Another, Cookie, was starved when Animal Control found him. “Raven and Lily were picked up by Animal Control and we believe they somehow escaped a breeding operation,” Tracie says.

Lily, a female New Zealand, is the largest rabbit at the St. Lucie shelter, weighing 18 pounds. “She is super sweet and enjoys being held,” Tracie says. “She is a perfect lap bunny for an older person, but would also be good in a home with children as nothing phases her. She likes to play with cats, and she is litter-box trained.” Raven, a female Havana weighing about 15 pounds, also loves to play with cats, likes to be held, and is litter-box trained, but needs room to run. Charlie is a male Dutch mix, litter-box trained, and weighs about 4 pounds. “He is a sweet boy, but a little shy about being held,” Tracie says. “Because he is under a year old, he needs lots of exercise and play time, but he needs to be in a home without dogs.”

Peter, litter-box trained, is a sweet, lop-eared bunny. He was surrendered because he fought with his cage mate. “He has recovered from his wounds and would make a great addition to a family with children,” Tracie says.

Lacey, a female Rex rabbit, was found wandering in a park by Animal Control. She is beginning to trust humans again, loves cats, unafraid of large dogs and is litter-box trained. “She would do best in a home with older children,” Tracie says. “She needs someone willing to help her get over her fear of humans.”
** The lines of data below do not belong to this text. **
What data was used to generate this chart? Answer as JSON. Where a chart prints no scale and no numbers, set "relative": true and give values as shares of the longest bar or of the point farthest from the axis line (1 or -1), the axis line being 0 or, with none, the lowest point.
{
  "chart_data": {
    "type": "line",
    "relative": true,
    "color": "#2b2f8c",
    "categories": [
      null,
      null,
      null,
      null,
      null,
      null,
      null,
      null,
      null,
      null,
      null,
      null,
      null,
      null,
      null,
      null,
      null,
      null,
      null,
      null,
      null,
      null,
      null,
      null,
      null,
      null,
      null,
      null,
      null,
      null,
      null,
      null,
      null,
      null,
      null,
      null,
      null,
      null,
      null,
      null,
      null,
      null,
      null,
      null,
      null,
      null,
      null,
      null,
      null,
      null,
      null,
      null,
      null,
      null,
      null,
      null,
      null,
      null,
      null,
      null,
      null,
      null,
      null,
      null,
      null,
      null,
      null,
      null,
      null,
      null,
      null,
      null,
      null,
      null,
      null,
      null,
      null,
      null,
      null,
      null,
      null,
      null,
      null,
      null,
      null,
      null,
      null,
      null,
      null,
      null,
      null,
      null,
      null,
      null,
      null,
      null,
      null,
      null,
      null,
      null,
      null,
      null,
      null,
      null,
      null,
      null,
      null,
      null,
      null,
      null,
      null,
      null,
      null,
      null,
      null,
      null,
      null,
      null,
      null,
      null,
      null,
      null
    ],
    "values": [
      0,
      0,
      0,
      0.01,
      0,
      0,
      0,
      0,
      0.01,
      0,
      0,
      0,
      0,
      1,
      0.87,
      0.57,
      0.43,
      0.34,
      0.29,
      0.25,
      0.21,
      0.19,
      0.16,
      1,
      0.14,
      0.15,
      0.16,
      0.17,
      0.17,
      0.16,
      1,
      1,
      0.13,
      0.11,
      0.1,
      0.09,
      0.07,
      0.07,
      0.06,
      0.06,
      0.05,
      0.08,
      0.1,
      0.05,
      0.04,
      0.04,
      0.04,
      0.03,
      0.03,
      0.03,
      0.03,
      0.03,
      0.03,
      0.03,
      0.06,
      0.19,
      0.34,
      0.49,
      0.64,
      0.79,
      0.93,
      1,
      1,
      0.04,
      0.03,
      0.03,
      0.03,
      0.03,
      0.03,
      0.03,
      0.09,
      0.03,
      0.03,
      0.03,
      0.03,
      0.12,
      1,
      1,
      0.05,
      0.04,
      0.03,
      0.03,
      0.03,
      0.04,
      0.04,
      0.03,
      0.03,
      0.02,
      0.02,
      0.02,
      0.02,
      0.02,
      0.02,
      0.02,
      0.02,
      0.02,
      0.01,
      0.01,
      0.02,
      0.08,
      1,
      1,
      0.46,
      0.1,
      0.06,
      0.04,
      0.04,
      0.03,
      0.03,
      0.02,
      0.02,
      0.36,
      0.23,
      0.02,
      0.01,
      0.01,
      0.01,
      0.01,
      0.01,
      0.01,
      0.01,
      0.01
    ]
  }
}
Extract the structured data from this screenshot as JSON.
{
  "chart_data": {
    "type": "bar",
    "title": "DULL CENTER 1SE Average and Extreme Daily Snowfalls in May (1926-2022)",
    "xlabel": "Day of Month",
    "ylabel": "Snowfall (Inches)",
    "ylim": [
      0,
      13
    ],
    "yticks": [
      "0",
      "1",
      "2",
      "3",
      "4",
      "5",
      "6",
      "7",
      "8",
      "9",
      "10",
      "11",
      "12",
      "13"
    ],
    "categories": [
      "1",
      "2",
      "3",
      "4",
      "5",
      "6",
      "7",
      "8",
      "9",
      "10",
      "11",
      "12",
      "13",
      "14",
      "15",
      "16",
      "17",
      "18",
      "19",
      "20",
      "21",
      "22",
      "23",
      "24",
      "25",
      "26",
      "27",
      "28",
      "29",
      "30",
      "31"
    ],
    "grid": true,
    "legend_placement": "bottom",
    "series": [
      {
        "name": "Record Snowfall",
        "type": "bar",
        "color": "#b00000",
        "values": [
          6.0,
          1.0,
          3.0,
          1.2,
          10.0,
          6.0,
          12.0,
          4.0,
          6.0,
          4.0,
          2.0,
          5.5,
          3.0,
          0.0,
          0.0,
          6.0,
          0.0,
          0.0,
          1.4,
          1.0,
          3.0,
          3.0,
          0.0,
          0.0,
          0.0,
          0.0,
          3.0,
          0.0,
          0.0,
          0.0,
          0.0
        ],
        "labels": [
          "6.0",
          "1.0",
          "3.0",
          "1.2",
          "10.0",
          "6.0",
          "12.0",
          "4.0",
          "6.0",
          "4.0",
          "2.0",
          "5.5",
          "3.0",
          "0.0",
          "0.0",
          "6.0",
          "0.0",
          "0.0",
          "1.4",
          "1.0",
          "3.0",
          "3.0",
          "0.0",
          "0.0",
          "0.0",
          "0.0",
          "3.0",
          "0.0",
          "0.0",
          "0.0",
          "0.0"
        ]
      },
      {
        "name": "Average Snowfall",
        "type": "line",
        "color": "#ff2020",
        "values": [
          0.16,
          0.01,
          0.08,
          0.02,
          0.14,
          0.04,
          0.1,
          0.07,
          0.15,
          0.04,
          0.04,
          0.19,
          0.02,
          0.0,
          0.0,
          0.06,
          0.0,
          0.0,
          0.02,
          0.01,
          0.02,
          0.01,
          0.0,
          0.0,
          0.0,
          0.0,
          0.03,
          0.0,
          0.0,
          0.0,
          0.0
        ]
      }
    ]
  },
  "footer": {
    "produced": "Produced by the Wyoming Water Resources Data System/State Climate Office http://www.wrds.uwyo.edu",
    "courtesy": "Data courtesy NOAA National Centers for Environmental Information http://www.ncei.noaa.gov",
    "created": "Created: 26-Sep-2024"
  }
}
Adoption fees are $25 at both shelters, which includes spay/neuter and a microchip. Both shelters need more volunteers and foster “parents.” “Our volunteers are wonderful,” Tracie says. “The produce stand, Garden of Eden (at US1 and Easy Street, Fort Pierce) provides the shelter with vegetable trimmings, and other volunteers are Richard Pfiester and Joe Edwards, who give excellent care tips and advice. For more info: call the Humane Society of St. Lucie County at (772) 461.0687 or the Humane Society of the Treasure Coast (772) 223.8822.
And more bunnies at the Humane Society of the Treasure Coast in Palm City

Sara Kyle works in the “Rabbit Room” at the Humane Society of the Treasure Coast and says that 11 bunnies were adopted last month, but they still have six left. Casper is a white male, American breed, with pink eyes, black ears and spots on his nose. Oreo is a vivid black-and-white American.
Binky, a male American, has grayish black fur tinged with a silvery white. Cobbler, a male American, has brown fur awash with black.
Nicky, a female dwarf rabbit, has golden brown fur, and Snookie, also a dwarf, is a lighter shade of brown.